A group of very young men rushed up and one popped his head over our shoulder.  “You could say it’s original,” he said looking at the egg, disdainfully. “But I think it’s lazy.”

Next to the egg was a black and white photograph of Terence Koh kneeling by a cone-shaped pile of salt from the performance he did at Mary Boone last year. A red smile was drawn onto the image and a cigarette was stuck between those lips. All of this was placed in a box with a Perspex window.

The egg, we learned later, was a portrait by Mr. Koh of the artist collective known as the Bruce High Quality Foundation. The cigarette-bedecked image was their portrayal of him.

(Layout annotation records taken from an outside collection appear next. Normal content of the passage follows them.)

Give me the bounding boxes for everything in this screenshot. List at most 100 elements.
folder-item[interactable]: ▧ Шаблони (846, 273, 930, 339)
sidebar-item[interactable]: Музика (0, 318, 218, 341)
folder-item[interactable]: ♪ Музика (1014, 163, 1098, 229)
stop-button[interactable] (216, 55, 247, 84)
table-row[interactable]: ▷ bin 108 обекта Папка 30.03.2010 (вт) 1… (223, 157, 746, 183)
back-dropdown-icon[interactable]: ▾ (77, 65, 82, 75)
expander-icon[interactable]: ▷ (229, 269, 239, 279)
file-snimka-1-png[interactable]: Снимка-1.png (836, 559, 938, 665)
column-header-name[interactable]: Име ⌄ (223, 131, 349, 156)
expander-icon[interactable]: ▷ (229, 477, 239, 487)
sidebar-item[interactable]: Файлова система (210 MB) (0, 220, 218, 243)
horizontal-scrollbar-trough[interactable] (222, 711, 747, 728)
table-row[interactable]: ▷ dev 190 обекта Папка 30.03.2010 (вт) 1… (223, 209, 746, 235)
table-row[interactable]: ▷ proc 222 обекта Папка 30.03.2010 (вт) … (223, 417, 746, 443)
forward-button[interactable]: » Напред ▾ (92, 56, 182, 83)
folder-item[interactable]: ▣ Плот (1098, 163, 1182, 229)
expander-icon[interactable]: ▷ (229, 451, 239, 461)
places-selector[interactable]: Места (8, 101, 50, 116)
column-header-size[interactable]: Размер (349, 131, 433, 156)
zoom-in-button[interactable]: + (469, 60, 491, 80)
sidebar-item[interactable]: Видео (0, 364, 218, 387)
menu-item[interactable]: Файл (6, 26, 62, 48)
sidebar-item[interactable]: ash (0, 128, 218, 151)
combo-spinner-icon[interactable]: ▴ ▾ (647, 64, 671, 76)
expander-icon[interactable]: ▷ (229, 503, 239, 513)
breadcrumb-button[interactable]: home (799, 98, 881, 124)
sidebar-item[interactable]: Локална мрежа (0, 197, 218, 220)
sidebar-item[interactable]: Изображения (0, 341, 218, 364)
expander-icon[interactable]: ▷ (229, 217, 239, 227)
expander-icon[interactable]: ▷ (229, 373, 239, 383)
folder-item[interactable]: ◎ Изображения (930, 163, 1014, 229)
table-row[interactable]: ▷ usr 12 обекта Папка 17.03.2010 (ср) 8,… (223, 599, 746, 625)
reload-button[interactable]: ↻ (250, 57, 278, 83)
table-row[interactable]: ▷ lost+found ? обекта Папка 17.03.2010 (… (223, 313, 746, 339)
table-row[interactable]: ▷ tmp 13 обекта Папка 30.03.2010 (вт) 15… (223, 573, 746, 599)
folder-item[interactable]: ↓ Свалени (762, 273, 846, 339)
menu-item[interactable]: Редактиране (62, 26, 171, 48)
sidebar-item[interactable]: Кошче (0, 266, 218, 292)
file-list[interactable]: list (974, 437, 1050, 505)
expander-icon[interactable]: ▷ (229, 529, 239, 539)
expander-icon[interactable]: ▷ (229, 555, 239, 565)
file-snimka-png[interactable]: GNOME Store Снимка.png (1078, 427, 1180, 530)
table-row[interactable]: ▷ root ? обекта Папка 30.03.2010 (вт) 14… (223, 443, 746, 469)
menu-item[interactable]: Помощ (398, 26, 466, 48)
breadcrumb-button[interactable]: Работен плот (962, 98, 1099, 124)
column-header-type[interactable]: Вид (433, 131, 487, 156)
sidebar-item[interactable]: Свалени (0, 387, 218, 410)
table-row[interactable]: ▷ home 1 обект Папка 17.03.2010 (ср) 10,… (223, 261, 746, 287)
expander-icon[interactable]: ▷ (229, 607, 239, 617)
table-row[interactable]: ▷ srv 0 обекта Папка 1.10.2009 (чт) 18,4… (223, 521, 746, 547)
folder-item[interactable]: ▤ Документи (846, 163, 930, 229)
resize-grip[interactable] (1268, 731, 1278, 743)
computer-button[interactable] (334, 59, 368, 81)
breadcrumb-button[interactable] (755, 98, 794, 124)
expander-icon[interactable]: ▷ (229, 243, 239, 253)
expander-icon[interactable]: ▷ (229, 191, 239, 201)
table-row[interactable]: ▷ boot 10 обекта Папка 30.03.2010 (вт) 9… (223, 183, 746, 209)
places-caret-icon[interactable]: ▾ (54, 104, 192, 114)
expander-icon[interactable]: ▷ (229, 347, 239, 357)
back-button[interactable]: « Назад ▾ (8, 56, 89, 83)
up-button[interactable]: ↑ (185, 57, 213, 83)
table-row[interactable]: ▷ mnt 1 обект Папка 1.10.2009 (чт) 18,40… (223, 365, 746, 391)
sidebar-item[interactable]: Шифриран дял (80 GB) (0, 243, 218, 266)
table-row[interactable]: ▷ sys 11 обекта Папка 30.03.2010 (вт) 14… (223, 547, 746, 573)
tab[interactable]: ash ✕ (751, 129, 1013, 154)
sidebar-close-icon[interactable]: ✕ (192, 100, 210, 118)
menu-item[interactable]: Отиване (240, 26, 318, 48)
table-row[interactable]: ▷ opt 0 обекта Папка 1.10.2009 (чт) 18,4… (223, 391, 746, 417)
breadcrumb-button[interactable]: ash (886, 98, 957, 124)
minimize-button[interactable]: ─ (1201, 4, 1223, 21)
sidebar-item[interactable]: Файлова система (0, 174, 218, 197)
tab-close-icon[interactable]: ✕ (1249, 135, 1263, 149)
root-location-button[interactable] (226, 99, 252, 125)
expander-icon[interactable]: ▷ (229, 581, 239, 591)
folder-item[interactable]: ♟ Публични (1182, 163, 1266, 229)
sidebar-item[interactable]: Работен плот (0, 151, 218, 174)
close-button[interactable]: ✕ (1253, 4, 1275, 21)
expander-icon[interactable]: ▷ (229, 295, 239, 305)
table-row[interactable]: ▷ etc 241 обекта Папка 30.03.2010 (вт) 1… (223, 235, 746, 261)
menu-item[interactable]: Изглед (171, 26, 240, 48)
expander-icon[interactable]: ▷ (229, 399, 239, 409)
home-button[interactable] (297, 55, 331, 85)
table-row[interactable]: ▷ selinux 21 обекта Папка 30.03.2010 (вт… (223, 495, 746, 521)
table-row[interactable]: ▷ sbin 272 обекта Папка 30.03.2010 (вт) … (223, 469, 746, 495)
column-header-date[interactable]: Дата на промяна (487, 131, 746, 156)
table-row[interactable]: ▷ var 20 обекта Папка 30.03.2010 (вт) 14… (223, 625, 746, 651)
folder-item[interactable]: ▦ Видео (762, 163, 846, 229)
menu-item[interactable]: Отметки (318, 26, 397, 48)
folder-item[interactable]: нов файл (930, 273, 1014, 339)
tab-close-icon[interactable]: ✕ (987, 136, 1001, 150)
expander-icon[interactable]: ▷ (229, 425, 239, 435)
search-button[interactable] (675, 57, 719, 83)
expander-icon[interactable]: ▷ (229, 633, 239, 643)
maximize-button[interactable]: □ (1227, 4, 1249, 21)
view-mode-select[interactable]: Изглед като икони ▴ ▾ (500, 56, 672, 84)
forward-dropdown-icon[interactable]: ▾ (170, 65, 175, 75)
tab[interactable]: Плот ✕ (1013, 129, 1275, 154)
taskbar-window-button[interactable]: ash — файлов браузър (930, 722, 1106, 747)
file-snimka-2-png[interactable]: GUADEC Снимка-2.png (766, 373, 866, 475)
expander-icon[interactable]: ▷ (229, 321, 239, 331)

Later, by the front window, we met a young man, one of the members of the Bruce High Quality Foundation. His arm was in a sling and he seemed very tall.

How long did it take them to make the Koh portrait? “I dunno,” he said, looking down at us through half-closed lids. He looked around the room and back down at us and smiled. “An hour? A day?”

Walking through the steamy gallery, we came across a portrait by the late Dash Snow that shows him and Kunle Martins embracing, their arms bare and tattooed. A woman came up with her friends and bumped us out of the way. “That’s nice, I like that,” she said to her friends. We walked over to another portrait—an animated GIF image moving on a screen—and were soon bumped out of the way by another woman, this one in a red suede skirt taking video with her iPhone. Sky Ferreira glided by like a wood sprite who had lost her way, her hair sculpted into a gentle tangle.

In another gallery, Mr. Saraiva had his arm around Aurel Schmidt and they were looking at a photograph that she took of her husband, Donald Cummings, lead singer in the band the Virgins. He was in a blonde wig, glasses and a white T-shirt, and sitting on a stool in a studio with his penis exposed. “It’s a portrait of my husband dressed like me,” she said. “I took it. I also did my portrait.” She let out a laugh. “I did them both!”

Mr. Saraiva grabbed our hand and led us through the room to the back of the gallery to show us a small painting of brightly colored buildings.

“This is my portrait of Glenn O’Brien,” said Mr. Saraiva, pensively. The buildings in pinks, blues and purples were named after people—“Blondie,” “Richard Prince,” and “Gina.” It was a humble 2-D version of the flashing, glowing, psychedelic room next door. “I always did these drawings of imaginary cities,” he said. “So I wanted to make it real, to make it happen.”

Then someone caught his eye and he held our hand tightly as he looked toward them. Moving away, he slowly let go of our hand and turned to flash us a warm smile before gradually walking into the crowd.